My last class of the day is Spanish 1. It's really small, just 14 ninth graders. During class each day I try to make sure that I speak repeatedly with each of them, both about class topics and about personal ones. As class began on the first day after Christmas vacation, I circulated the room checking materials (more on this in a subsequent post), and inquiring about the students' vacation and current condition.
Carmen still hasn't let down her guard and doesn't fully trust me yet. Sometimes I see a little relaxing, but most of the time her defenses are high, her answers are terse, and her attitude is combative. When I approached her desk, she showed me her materials, handed me two late assignments, and asked,
"Why are you always so happy?"
Quickly I responded, "I love my job and I love my students. Why wouldn't I be happy?"
She shook her head and didn't say anything back to me, though when I walked away I heard her recalling grumpy teachers from her past.
Two days later, the question is still ringing in my ears. Why am I always so happy? I have a lot of answers, mostly borne out of knowing who I am, understanding that I am called to teach, and believing that I have been gifted to do this job. But there is something more:
"Happy" is a Choice.
In today's society, "emotions" are given the right to run lives. People make "snap" decisions, make and break relationships, react and overreact, and allow their emotions to determine what kind of day and attitude they have.

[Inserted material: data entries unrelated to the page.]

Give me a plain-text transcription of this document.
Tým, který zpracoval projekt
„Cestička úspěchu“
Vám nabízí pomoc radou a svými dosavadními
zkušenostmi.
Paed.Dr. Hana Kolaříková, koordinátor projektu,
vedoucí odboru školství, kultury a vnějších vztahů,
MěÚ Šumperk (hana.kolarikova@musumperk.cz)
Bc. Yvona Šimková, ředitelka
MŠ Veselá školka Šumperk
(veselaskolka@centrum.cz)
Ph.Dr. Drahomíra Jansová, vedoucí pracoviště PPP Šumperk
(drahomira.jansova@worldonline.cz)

Emotions CANNOT drive our lives. We must employ our minds and bring our emotions under control. It is possible to "BE" happy without "FEELING" happy.

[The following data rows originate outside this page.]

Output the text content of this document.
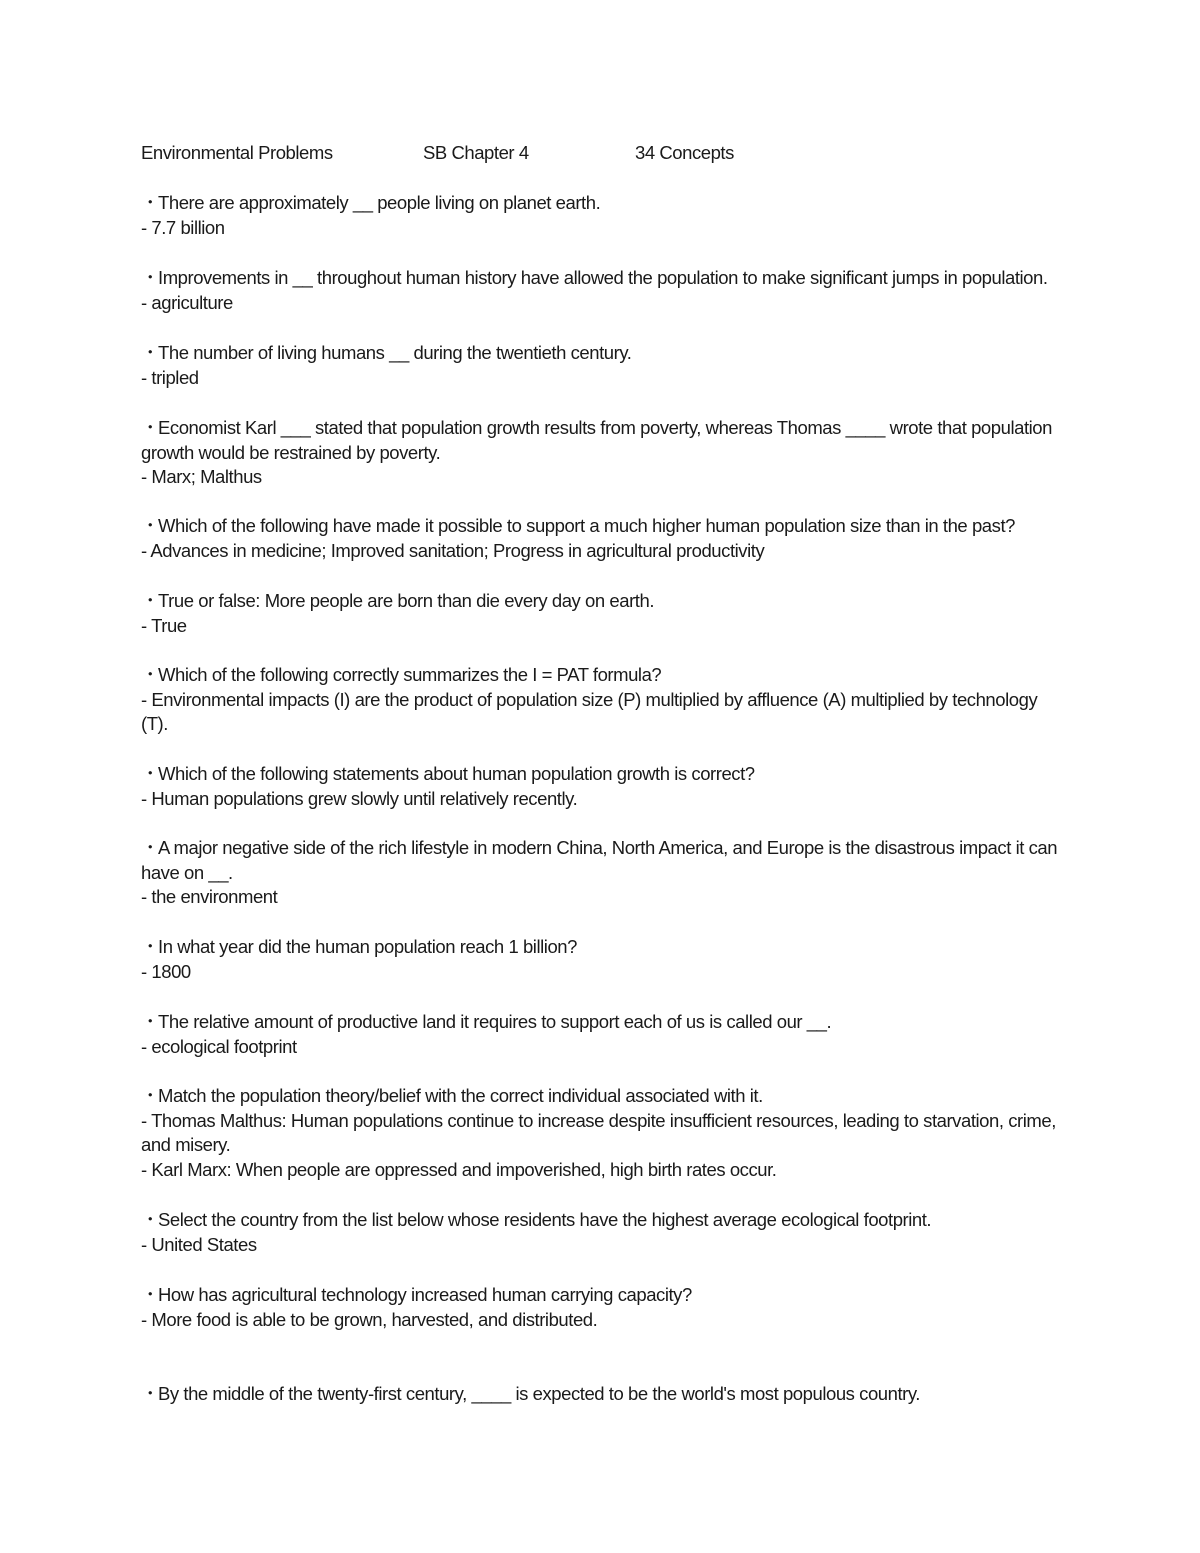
Environmental Problems	SB Chapter 4	34 Concepts
・There are approximately __ people living on planet earth.
- 7.7 billion
・Improvements in __ throughout human history have allowed the population to make significant jumps in population.
- agriculture
・The number of living humans __ during the twentieth century.
- tripled
・Economist Karl ___ stated that population growth results from poverty, whereas Thomas ____ wrote that population growth would be restrained by poverty.
- Marx; Malthus
・Which of the following have made it possible to support a much higher human population size than in the past?
- Advances in medicine; Improved sanitation; Progress in agricultural productivity
・True or false: More people are born than die every day on earth.
- True
・Which of the following correctly summarizes the I = PAT formula?
- Environmental impacts (I) are the product of population size (P) multiplied by affluence (A) multiplied by technology (T).
・Which of the following statements about human population growth is correct?
- Human populations grew slowly until relatively recently.
・A major negative side of the rich lifestyle in modern China, North America, and Europe is the disastrous impact it can have on __.
- the environment
・In what year did the human population reach 1 billion?
- 1800
・The relative amount of productive land it requires to support each of us is called our __.
- ecological footprint
・Match the population theory/belief with the correct individual associated with it.
- Thomas Malthus: Human populations continue to increase despite insufficient resources, leading to starvation, crime, and misery.
- Karl Marx: When people are oppressed and impoverished, high birth rates occur.
・Select the country from the list below whose residents have the highest average ecological footprint.
- United States
・How has agricultural technology increased human carrying capacity?
- More food is able to be grown, harvested, and distributed.
・By the middle of the twenty-first century, ____ is expected to be the world's most populous country.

When I begin each of my classes, I deliberately choose to begin with a positive attitude. I choose to greet my students in an uplifting manner, regardless of what he or she might have done the day before. (*Disclaimer: I have had days when I did not present a positive attitude; but students will remember the way things usually are.)
I am not always happy. Some days I struggle with debilitating headaches, and on other days I am sad, worried, angry, frustrated, preoccupied, etc. But I CHOOSE to be happy. And usually my choices actually impact my feelings, and I am happy.

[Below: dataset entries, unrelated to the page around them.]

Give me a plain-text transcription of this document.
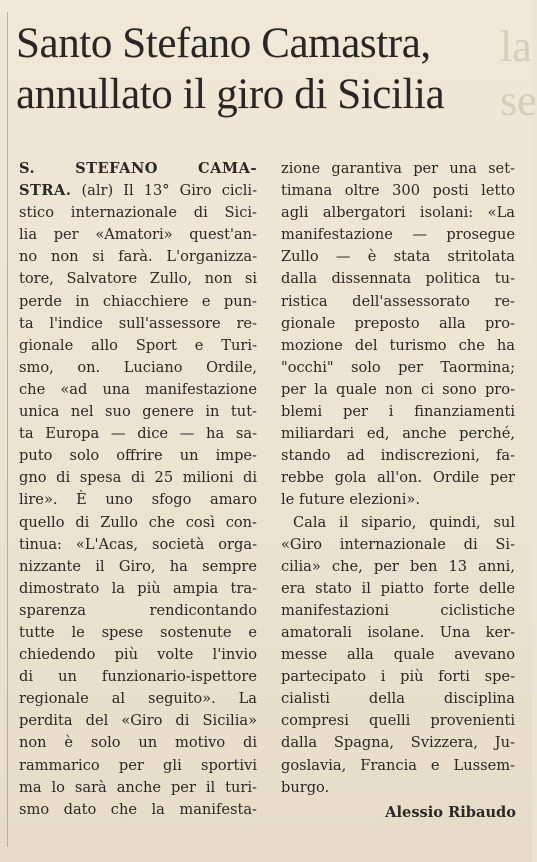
la
se
Santo Stefano Camastra,
annullato il giro di Sicilia
S. STEFANO CAMA-
STRA. (alr) Il 13° Giro cicli-
stico internazionale di Sici-
lia per «Amatori» quest'an-
no non si farà. L'organizza-
tore, Salvatore Zullo, non si
perde in chiacchiere e pun-
ta l'indice sull'assessore re-
gionale allo Sport e Turi-
smo, on. Luciano Ordile,
che «ad una manifestazione
unica nel suo genere in tut-
ta Europa — dice — ha sa-
puto solo offrire un impe-
gno di spesa di 25 milioni di
lire». È uno sfogo amaro
quello di Zullo che così con-
tinua: «L'Acas, società orga-
nizzante il Giro, ha sempre
dimostrato la più ampia tra-
sparenza rendicontando
tutte le spese sostenute e
chiedendo più volte l'invio
di un funzionario-ispettore
regionale al seguito». La
perdita del «Giro di Sicilia»
non è solo un motivo di
rammarico per gli sportivi
ma lo sarà anche per il turi-
smo dato che la manifesta-
zione garantiva per una set-
timana oltre 300 posti letto
agli albergatori isolani: «La
manifestazione — prosegue
Zullo — è stata stritolata
dalla dissennata politica tu-
ristica dell'assessorato re-
gionale preposto alla pro-
mozione del turismo che ha
"occhi" solo per Taormina;
per la quale non ci sono pro-
blemi per i finanziamenti
miliardari ed, anche perché,
stando ad indiscrezioni, fa-
rebbe gola all'on. Ordile per
le future elezioni».
Cala il sipario, quindi, sul
«Giro internazionale di Si-
cilia» che, per ben 13 anni,
era stato il piatto forte delle
manifestazioni ciclistiche
amatorali isolane. Una ker-
messe alla quale avevano
partecipato i più forti spe-
cialisti della disciplina
compresi quelli provenienti
dalla Spagna, Svizzera, Ju-
goslavia, Francia e Lussem-
burgo.
Alessio Ribaudo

Some of my students live in a whirlwind of emotional choices and reactions. They don't reign in their emotions, and they don't experience family or friends doing this either. It is yet another part of their lives that lacks any self-control.
Perhaps my consistency will impact some of them. Perhaps I need to find a way to explain it to Carmen, and to my other students. Could I convince them that "Happy" is a choice? How can I teach them to choose their emotions?